Einer der wichtigsten Gründe ist die Verringerung der Kapitalabflüsse. Diese waren eine Hauptursache für den Abwärtsdruck auf den RMB. Laut Bloomberg-Schätzungen betrug die Kapitalflucht von August 2015 bis Dezember 2016 mehr als 1.200 Mrd. USD. Ausländische Unternehmen überwiesen Gelder ins Ausland. Chinesische Unternehmen zahlten USD-Außenstände zurück und erhöhten das Volumen an Übersee-M&A-Transaktionen. Chinesische Haushalte wechselten RMB-Bestände in Fremdwährung, um diese in Übersee-Investments zu veranlagen, was ebenfalls zu dem Kapitalausfluss beitrug. China verwendete Fremdwährungsreserven, um den RMB zu stützen, was zu einer Reduktion besagter Reserven von 4.000 Mrd. USD per Juni 2014 auf etwa 3.000 Mrd. USD im Januar 2017 führte. Ein Verfall von eigener Währung und die Reduktion der Fremdwährungsreserven verursachte Bedenken bei der chinesischen Zentralbank. Die chinesische Führung unternahm daher Schritte, um diesen Trend umzukehren.

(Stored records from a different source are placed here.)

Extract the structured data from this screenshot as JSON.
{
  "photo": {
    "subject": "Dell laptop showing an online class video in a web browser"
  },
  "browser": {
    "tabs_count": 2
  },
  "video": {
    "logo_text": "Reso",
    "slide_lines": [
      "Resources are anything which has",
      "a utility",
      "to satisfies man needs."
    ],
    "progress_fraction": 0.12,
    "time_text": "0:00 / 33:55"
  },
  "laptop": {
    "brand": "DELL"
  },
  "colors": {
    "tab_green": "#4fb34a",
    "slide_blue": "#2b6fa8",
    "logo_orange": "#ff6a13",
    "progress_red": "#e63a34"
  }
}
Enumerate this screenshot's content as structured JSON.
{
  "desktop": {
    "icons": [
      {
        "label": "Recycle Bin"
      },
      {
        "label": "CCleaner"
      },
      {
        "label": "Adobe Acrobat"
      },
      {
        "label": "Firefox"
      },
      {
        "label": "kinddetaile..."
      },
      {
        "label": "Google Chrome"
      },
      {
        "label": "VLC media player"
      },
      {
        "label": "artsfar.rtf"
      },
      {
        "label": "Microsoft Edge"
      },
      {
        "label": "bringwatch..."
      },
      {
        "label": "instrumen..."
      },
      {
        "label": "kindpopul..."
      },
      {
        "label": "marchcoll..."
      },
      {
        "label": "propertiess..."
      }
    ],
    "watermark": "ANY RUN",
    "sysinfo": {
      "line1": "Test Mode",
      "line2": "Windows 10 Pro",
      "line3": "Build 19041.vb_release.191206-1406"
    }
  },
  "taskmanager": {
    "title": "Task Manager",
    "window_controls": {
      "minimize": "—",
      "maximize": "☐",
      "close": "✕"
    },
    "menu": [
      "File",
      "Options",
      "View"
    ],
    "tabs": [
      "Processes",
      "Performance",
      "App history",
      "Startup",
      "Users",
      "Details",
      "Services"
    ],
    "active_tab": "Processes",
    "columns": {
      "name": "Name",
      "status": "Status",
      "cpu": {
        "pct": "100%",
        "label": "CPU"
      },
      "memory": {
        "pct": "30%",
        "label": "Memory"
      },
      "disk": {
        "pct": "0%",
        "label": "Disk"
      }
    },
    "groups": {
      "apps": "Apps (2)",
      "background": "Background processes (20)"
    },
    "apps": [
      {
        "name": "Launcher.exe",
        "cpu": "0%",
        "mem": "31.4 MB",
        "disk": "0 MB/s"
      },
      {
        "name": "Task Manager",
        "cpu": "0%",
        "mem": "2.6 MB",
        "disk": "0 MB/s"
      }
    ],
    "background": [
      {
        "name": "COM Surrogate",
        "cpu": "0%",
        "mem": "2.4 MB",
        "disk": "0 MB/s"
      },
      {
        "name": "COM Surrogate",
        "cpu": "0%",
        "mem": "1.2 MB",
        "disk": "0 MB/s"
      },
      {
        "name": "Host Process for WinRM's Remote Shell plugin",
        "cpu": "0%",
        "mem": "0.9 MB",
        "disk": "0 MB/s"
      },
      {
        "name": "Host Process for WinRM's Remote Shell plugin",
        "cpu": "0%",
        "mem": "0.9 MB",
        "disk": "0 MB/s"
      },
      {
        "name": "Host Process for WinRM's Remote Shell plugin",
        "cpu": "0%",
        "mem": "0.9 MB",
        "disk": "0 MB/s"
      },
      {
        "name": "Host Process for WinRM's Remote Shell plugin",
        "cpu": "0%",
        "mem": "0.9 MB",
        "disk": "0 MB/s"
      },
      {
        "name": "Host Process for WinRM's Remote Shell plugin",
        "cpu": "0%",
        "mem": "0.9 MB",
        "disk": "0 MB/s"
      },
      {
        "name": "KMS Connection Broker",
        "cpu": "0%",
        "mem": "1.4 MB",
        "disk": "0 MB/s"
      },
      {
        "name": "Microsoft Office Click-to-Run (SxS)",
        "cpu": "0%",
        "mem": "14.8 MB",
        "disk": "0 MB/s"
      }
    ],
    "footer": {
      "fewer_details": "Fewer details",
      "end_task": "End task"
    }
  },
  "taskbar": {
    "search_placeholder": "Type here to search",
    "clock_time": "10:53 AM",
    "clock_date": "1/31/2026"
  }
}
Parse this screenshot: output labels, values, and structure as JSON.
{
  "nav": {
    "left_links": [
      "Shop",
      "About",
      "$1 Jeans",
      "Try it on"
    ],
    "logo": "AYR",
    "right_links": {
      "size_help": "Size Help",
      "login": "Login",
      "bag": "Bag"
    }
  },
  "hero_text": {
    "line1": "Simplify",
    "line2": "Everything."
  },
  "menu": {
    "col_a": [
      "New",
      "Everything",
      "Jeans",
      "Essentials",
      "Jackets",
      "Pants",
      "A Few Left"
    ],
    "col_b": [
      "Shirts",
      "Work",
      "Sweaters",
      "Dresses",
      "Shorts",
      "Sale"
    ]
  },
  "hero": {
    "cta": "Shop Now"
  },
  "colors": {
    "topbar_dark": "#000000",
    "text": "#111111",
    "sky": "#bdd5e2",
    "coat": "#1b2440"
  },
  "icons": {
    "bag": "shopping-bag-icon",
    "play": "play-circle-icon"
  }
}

Ein weiterer wichtiger Grund ist die Aufrechterhaltung der Beziehung mit den Vereinigten Staaten. Der starke Auftrieb im RMB setzte im Mai ein, kurz nach dem Gipfeltreffen zwischen US-Präsident Donald Trump und dem chinesischen Präsidenten Xi im April. Angesichts des Umstandes, dass Präsident Trump seine Anschuldigungen gegenüber China wegen angeblicher Währungsmanipulation nach dem Treffen mit Xi einstellte, liegt die Vermutung nahe, dass der Zeitpunkt kein Zufall ist.

Die Bemühungen, den RMB zu stärken, werden auch als Teil der Antwort auf die Herabstufung des chinesischen Länderratings seitens Moody’s im Mai gesehen, die erste seit 1989. China braucht einen stärkeren RMB, um das Investorenvertrauen zu fördern und mehr ausländisches Kapital anzuziehen.

Ist die Aufwertung des RMB nachhaltig?

Was als nächstes mit dem RMB geschieht, hängt mit der Tendenz des US-Dollars und der chinesischen Währungspolitik zusammen. In den kommenden Monaten ist der politische Kalender recht voll, unter anderem mit dem 19. Kongress der Kommunistischen Partei im Oktober und dem Staatsbesuch Präsident Trumps in China. Der RMB könnte bis dahin relativ fest gegenüber dem RMB bleiben. Allerdings möchte China einen exzessiven Anstieg, der sich auf die Exporte des Landes auswirken würde, vermeiden. Um dies zu unterstreichen, ergriff die chinesische Zentralbank am 8. September Maßnahmen, um den Währungsanstieg einzudämmen. Die chinesische Notenbank (People Bank of China) setzte die Vorschriften hinsichtlich der benötigten Reserven beim Fremdwährungsankauf für Finanzinstitutionen aus. Dies wird die Ankaufkosten reduzieren und indirekt die Stärke des RMB kurzfristig beschneiden.

Mit der Öffnung des chinesischen Finanzmarktes wird der RMB zu einer langfristig mehr durch Marktkräfte beeinflussten Währung. Auf kurze Sicht wird die chinesische Regierung jedoch weder exzessive Abwertungen noch Aufwertungen akzeptieren. Daher bleibt der RMB derzeit eindeutig eine staatlich regulierte Währung.

 

Hinweis:

Prognosen sind kein zuverlässiger Indikator für künftige Entwicklungen.